Se il mitico uccello venerato sin dall'antico Egitto era solito risorgere annualmente dalle sue ceneri, la stessa cosa non possono certo pensare coloro che vivono alle latitudini temperate dell'Europa. La Fenice, apparsa per la prima volta nell'Uranometria del Bayer nel 1603, è infatti una costellazio­ne completamente situata nell'emisfero meridionale che si estende all'incirca da 23.5h a 2.5h di ascensione retta e da -40° a -57° di declinazione.

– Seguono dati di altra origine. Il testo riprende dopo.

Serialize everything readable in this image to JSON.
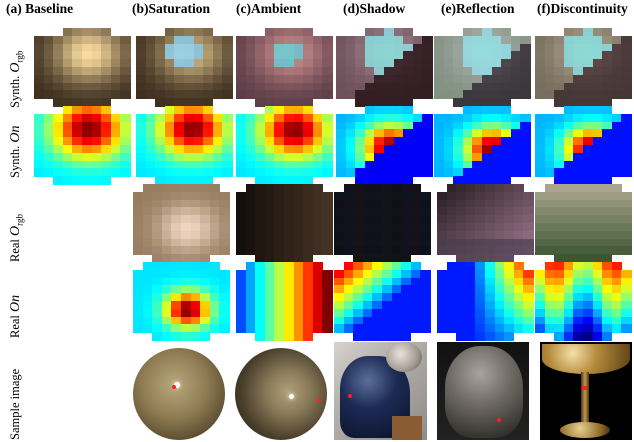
{
  "columns": [
    {
      "label": "(a) Baseline"
    },
    {
      "label": "(b)Saturation"
    },
    {
      "label": "(c)Ambient"
    },
    {
      "label": "(d)Shadow"
    },
    {
      "label": "(e)Reflection"
    },
    {
      "label": "(f)Discontinuity"
    }
  ],
  "rows": [
    {
      "prefix": "Synth.",
      "symbol": "O",
      "subscript": "rgb"
    },
    {
      "prefix": "Synth.",
      "symbol": "O",
      "subscript": "n"
    },
    {
      "prefix": "Real",
      "symbol": "O",
      "subscript": "rgb"
    },
    {
      "prefix": "Real",
      "symbol": "O",
      "subscript": "n"
    },
    {
      "prefix": "Sample image",
      "symbol": "",
      "subscript": ""
    }
  ],
  "colors": {
    "jet_low": "#1a1aff",
    "jet_high": "#b00000",
    "marker": "#ff2020"
  }
}
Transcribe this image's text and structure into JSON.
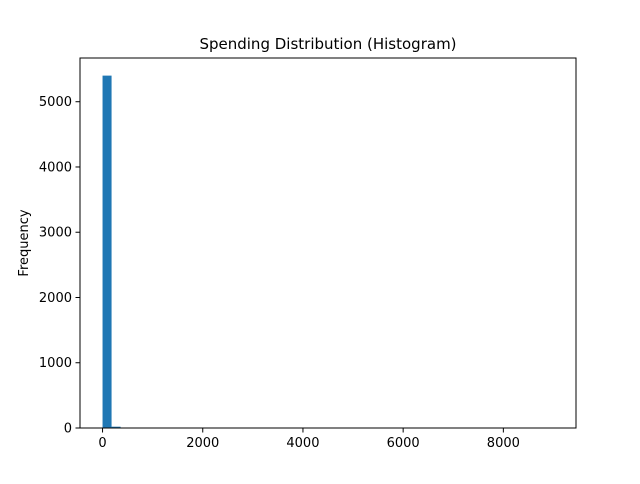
{
  "chart_data": {
    "type": "bar",
    "title": "Spending Distribution (Histogram)",
    "xlabel": "",
    "ylabel": "Frequency",
    "xlim": [
      -450,
      9450
    ],
    "ylim": [
      0,
      5670
    ],
    "xticks": [
      0,
      2000,
      4000,
      6000,
      8000
    ],
    "xtick_labels": [
      "0",
      "2000",
      "4000",
      "6000",
      "8000"
    ],
    "yticks": [
      0,
      1000,
      2000,
      3000,
      4000,
      5000
    ],
    "ytick_labels": [
      "0",
      "1000",
      "2000",
      "3000",
      "4000",
      "5000"
    ],
    "grid": false,
    "legend": "none",
    "bar_color": "#1f77b4",
    "bins": [
      {
        "x0": 0,
        "x1": 180,
        "count": 5400
      },
      {
        "x0": 180,
        "x1": 360,
        "count": 20
      },
      {
        "x0": 360,
        "x1": 540,
        "count": 5
      },
      {
        "x0": 540,
        "x1": 720,
        "count": 2
      },
      {
        "x0": 720,
        "x1": 900,
        "count": 1
      }
    ]
  }
}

Confina a nord con lo Scultore e la Fornace, a ovest con la Gru e a est con la parte sud-occidentale dell'Eridano; a sud confina col Tucano, uno dei quattro uccelli australi.

Ankaa (α Phoenicis)
Anche durante il suo fugace apparire in prima serata, nel mese di dicembre, possiamo sperare di vederne solo la parte settentrionale. Mai come in questo caso diventa determinante la località italiana da cui si osserva. Per gli abitanti d'oltralpe, e in particolare per coloro che vivono al di sopra del 50-esimo parallelo, la Fenice rimane totalmente invisibile. Per gli abitanti dell'altro emi­sfero rappresenta invece una costellazione caratteristica del cielo primaverile nonché dell'inizio dell'estate australe. Tra l'altro è associata con lo sciame meteorico minore delle Phoenicidi, che incontra la Terra il 5 dicembre.
La stella più brillante, Alfa Phoenicis, è altresì nota col nome di Ankaa, il termine arabo dell'uccello; è una sub-gigante giallo-arancio di classe spettrale K1 distante 77 anni luce con una massa pari a 2.5 volte quella del Sole e un raggio 13 volte maggiore; la sua magnitudine è 2.4 ed è dunque individuabile a occhio nudo in un cielo limpido di montagna completamente libero a sud. Ankaa si trova al vertice meridionale di un triangolo quasi equilatero i cui restanti due vertici sono occupati da Fomalhaut (Alfa del Pesce Austrino) e Deneb Kaitos (Beta Ceti).

suggestivo rendering dell'Araba Fenice
Un'autentica sfida per gli abitanti del centro-sud della Penisola è invece costituita dalla Beta, la seconda stella più brillante della costellazione; è in realtà un sistema binario formato da 2 stelle giganti gialle, di classe spettrale simile al Sole (solo un poco più fredde) e distanti oltre 300 anni luce; la reciproca rivoluzione avviene in 168 anni e la loro luce combinata è quella di un astro di terza grandezza. Se da un lato è arduo vederla lambire l'orizzonte, ricordiamo che una località montana situata a circa 1000 metri d'altezza, oltre a un cielo più scuro permette anche di osserva­re a un grado sotto l'orizzonte (di fatto è come se uno si spostasse di ulteriori 110 km verso sud!).
Gamma, situata a una declinazione appena più accessibile, è una gigante rossa distante 235 anni luce e leggermente variabile (si tratta invero di una variazione molto modesta, dalla 3.4 alla 3.5). In una plaga celeste lontana dal piano galattico non possiamo ovviamente aspettarci di trovare ric­chi e colorati ammassi aperti. D'altra parte riteniamo sia abbastanza eccitante poter dire di aver visto un oggetto deepsky in questa bassissima costellazione a livello dell'orizzonte! NGC 625 è una galassia di 11-esima osservata per la prima volta nel 1826 da James Dunlop in Australia con un mode­sto riflettore di 9 pollici di diametro e successivamente inserita da John Dreyer nel 1888 nel catalo­go NGC. È una galassia classificata SB(s)m secondo il sistema di classificazione di Hubble rivisto dal de Vaucouleurs, ovvero una spirale barrata (SB), con bracci a forma di "S" (s) e di tipo intermedio fra le galassie propriamente spirali e quelle irregolari (m). La galassia è accessi­bile con telescopi da 25 cm e si presenta come un ovale orientato da est a ovest, molto diffuso e con basso gradiente di luminosità. La sua la velocità di recessione è pari a circa 396 km/s, che ne indica l'appartenenza al Gruppo dello Scultore.